Clarence Thomas is a respected and accomplished American icon. And while, in the past, he’s let his rulings speak for him—he has become more vocal in recent days.
The conservative justice is fighting to keep America in one piece. He is clearly concerned with the blatant censorship that has been going on in the past year.
If America is to remain free, every citizen’s free speech must be protected.
So, Thomas is providing a roadmap to put censorship moves to an end.
Justice Thomas is laying out an argument for why companies like Facebook, Twitter and Google should be regulated as utilities…
Thomas argues that some digital platforms are “sufficiently akin” to common carriers like telephone companies…
Thomas argues that while private companies aren’t subject to the First Amendment, common carriers are unique to other private businesses in that they do not have the “right to exclude.” Thomas suggests that large tech platforms with substantial market power should be bound by the same restrictions.
Justice Thomas is suggesting that large social networks should be treated as “utilities,” much like telephone carriers.
What would this do? It would designate social networks as providing the infrastructure necessary for Americans to communicate.
Under those conditions, it would be unlawful for a social network to censor or deprive an American of the right to speak based on their political opinions.
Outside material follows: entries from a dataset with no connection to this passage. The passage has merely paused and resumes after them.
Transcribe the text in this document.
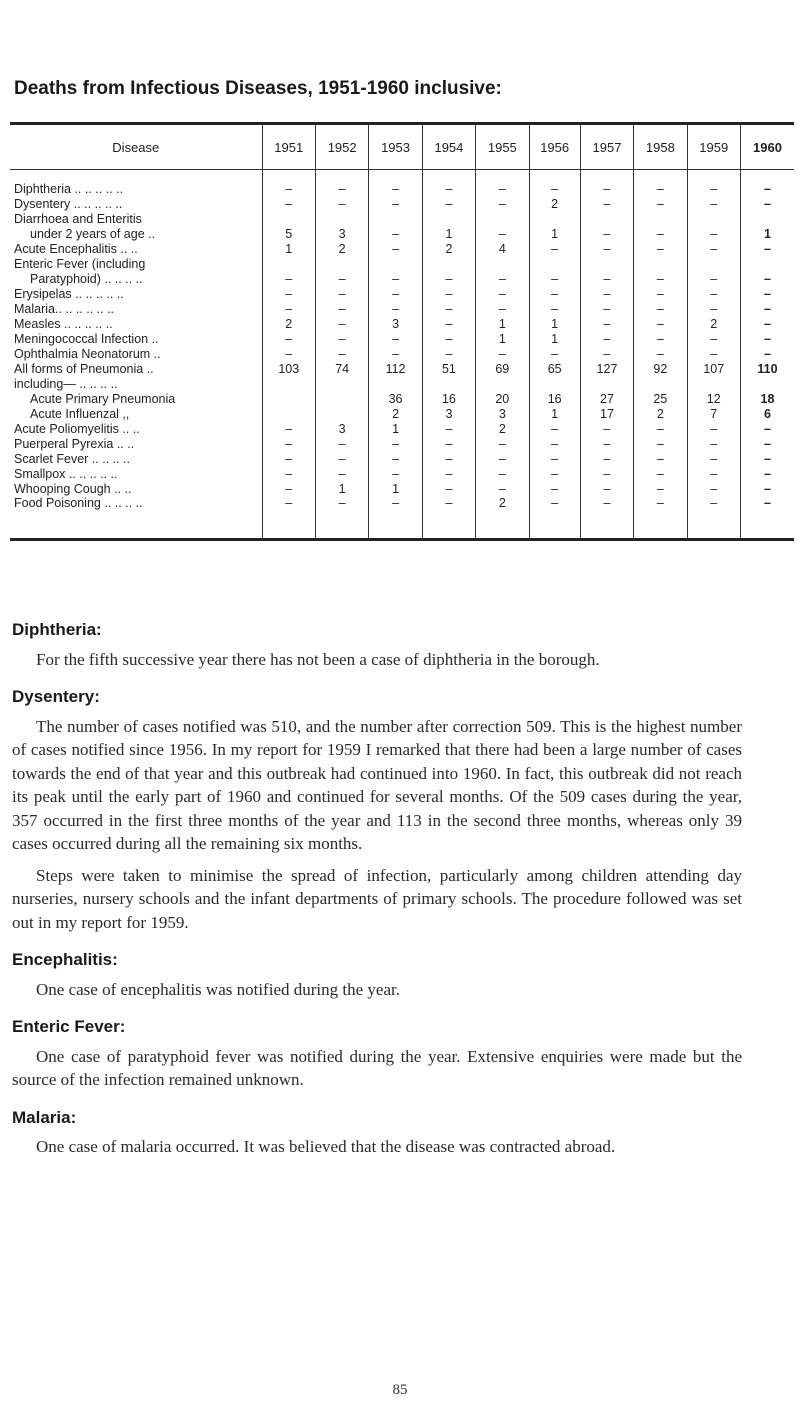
Deaths from Infectious Diseases, 1951-1960 inclusive:
Disease	1951	1952	1953	1954	1955	1956	1957	1958	1959	1960
Diphtheria .. .. .. .. ..	–	–	–	–	–	–	–	–	–	–
Dysentery .. .. .. .. ..	–	–	–	–	–	2	–	–	–	–
Diarrhoea and Enteritis										
under 2 years of age ..	5	3	–	1	–	1	–	–	–	1
Acute Encephalitis .. ..	1	2	–	2	4	–	–	–	–	–
Enteric Fever (including										
Paratyphoid) .. .. .. ..	–	–	–	–	–	–	–	–	–	–
Erysipelas .. .. .. .. ..	–	–	–	–	–	–	–	–	–	–
Malaria.. .. .. .. .. ..	–	–	–	–	–	–	–	–	–	–
Measles .. .. .. .. ..	2	–	3	–	1	1	–	–	2	–
Meningococcal Infection ..	–	–	–	–	1	1	–	–	–	–
Ophthalmia Neonatorum ..	–	–	–	–	–	–	–	–	–	–
All forms of Pneumonia ..	103	74	112	51	69	65	127	92	107	110
including— .. .. .. ..										
Acute Primary Pneumonia			36	16	20	16	27	25	12	18
Acute Influenzal ,,			2	3	3	1	17	2	7	6
Acute Poliomyelitis .. ..	–	3	1	–	2	–	–	–	–	–
Puerperal Pyrexia .. ..	–	–	–	–	–	–	–	–	–	–
Scarlet Fever .. .. .. ..	–	–	–	–	–	–	–	–	–	–
Smallpox .. .. .. .. ..	–	–	–	–	–	–	–	–	–	–
Whooping Cough .. ..	–	1	1	–	–	–	–	–	–	–
Food Poisoning .. .. .. ..	–	–	–	–	2	–	–	–	–	–
Diphtheria:

For the fifth successive year there has not been a case of diphtheria in the borough.

Dysentery:

The number of cases notified was 510, and the number after correction 509. This is the highest number of cases notified since 1956. In my report for 1959 I remarked that there had been a large number of cases towards the end of that year and this outbreak had continued into 1960. In fact, this outbreak did not reach its peak until the early part of 1960 and continued for several months. Of the 509 cases during the year, 357 occurred in the first three months of the year and 113 in the second three months, whereas only 39 cases occurred during all the remaining six months.

Steps were taken to minimise the spread of infection, particularly among children attending day nurseries, nursery schools and the infant departments of primary schools. The procedure followed was set out in my report for 1959.

Encephalitis:

One case of encephalitis was notified during the year.

Enteric Fever:

One case of paratyphoid fever was notified during the year. Extensive enquiries were made but the source of the infection remained unknown.

Malaria:

One case of malaria occurred. It was believed that the disease was contracted abroad.

85
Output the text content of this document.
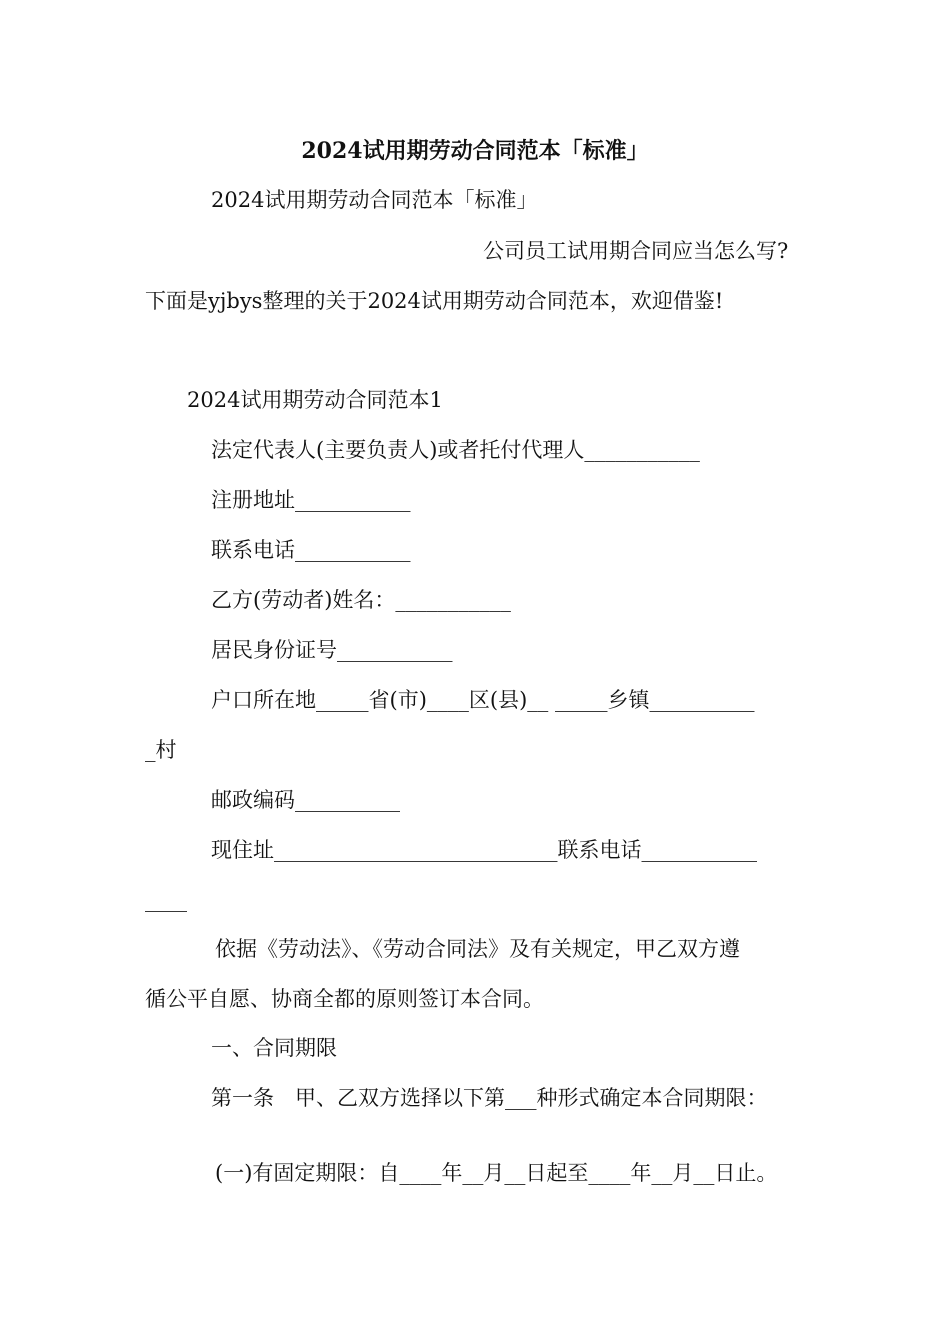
2024试用期劳动合同范本「标准」

2024试用期劳动合同范本「标准」

公司员工试用期合同应当怎么写?

下面是yjbys整理的关于2024试用期劳动合同范本，欢迎借鉴!

2024试用期劳动合同范本1

法定代表人(主要负责人)或者托付代理人___________

注册地址___________

联系电话___________

乙方(劳动者)姓名：___________

居民身份证号___________

户口所在地_____省(市)____区(县)__ _____乡镇__________

_村

邮政编码__________

现住址___________________________联系电话___________

____

依据《劳动法》、《劳动合同法》及有关规定，甲乙双方遵

循公平自愿、协商全都的原则签订本合同。

一、合同期限

第一条　甲、乙双方选择以下第___种形式确定本合同期限：

(一)有固定期限：自____年__月__日起至____年__月__日止。
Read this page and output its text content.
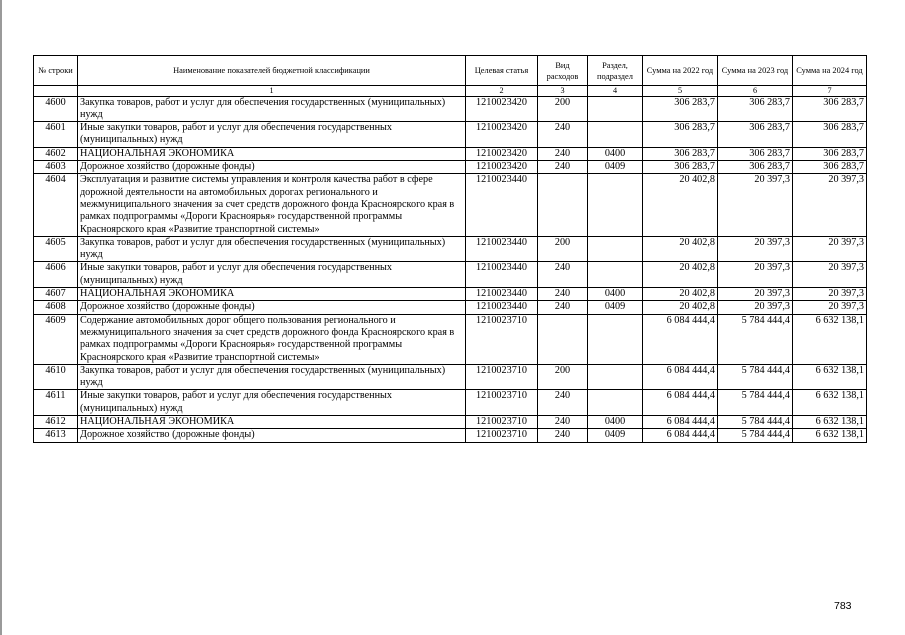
№ строки	Наименование показателей бюджетной классификации	Целевая статья	Вид расходов	Раздел, подраздел	Сумма на 2022 год	Сумма на 2023 год	Сумма на 2024 год
	1	2	3	4	5	6	7
4600	Закупка товаров, работ и услуг для обеспечения государственных (муниципальных) нужд	1210023420	200		306 283,7	306 283,7	306 283,7
4601	Иные закупки товаров, работ и услуг для обеспечения государственных (муниципальных) нужд	1210023420	240		306 283,7	306 283,7	306 283,7
4602	НАЦИОНАЛЬНАЯ ЭКОНОМИКА	1210023420	240	0400	306 283,7	306 283,7	306 283,7
4603	Дорожное хозяйство (дорожные фонды)	1210023420	240	0409	306 283,7	306 283,7	306 283,7
4604	Эксплуатация и развитие системы управления и контроля качества работ в сфере дорожной деятельности на автомобильных дорогах регионального и межмуниципального значения за счет средств дорожного фонда Красноярского края в рамках подпрограммы «Дороги Красноярья» государственной программы Красноярского края «Развитие транспортной системы»	1210023440			20 402,8	20 397,3	20 397,3
4605	Закупка товаров, работ и услуг для обеспечения государственных (муниципальных) нужд	1210023440	200		20 402,8	20 397,3	20 397,3
4606	Иные закупки товаров, работ и услуг для обеспечения государственных (муниципальных) нужд	1210023440	240		20 402,8	20 397,3	20 397,3
4607	НАЦИОНАЛЬНАЯ ЭКОНОМИКА	1210023440	240	0400	20 402,8	20 397,3	20 397,3
4608	Дорожное хозяйство (дорожные фонды)	1210023440	240	0409	20 402,8	20 397,3	20 397,3
4609	Содержание автомобильных дорог общего пользования регионального и межмуниципального значения за счет средств дорожного фонда Красноярского края в рамках подпрограммы «Дороги Красноярья» государственной программы Красноярского края «Развитие транспортной системы»	1210023710			6 084 444,4	5 784 444,4	6 632 138,1
4610	Закупка товаров, работ и услуг для обеспечения государственных (муниципальных) нужд	1210023710	200		6 084 444,4	5 784 444,4	6 632 138,1
4611	Иные закупки товаров, работ и услуг для обеспечения государственных (муниципальных) нужд	1210023710	240		6 084 444,4	5 784 444,4	6 632 138,1
4612	НАЦИОНАЛЬНАЯ ЭКОНОМИКА	1210023710	240	0400	6 084 444,4	5 784 444,4	6 632 138,1
4613	Дорожное хозяйство (дорожные фонды)	1210023710	240	0409	6 084 444,4	5 784 444,4	6 632 138,1
783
Think of it this way: can the telephone company block you from making a phone call, just because they disagree with your opinions?
No, you’d say that would be ridiculous. Then why should Twitter or YouTube have the power to block someone, because they “violated” their unclear community rules?
We all know about social networks that kicked people off because they were conservative. Donald Trump being the most notable one.
But if social networks are declared utilities like a phone company, they would not have the power to censor Americans.
Other leaders have previously suggested this solution to the ongoing censorship problem. With someone like Clarence Thomas floating this idea, we are one step closer to that becoming a reality.
All it might take is for the Supreme Court to rule that social platforms are public utilities that cannot infringe on Americans’ constitutional rights.
But that would require the right case and the right cause to do so.
Do you want the Supreme Court to end the censorship of conservatives?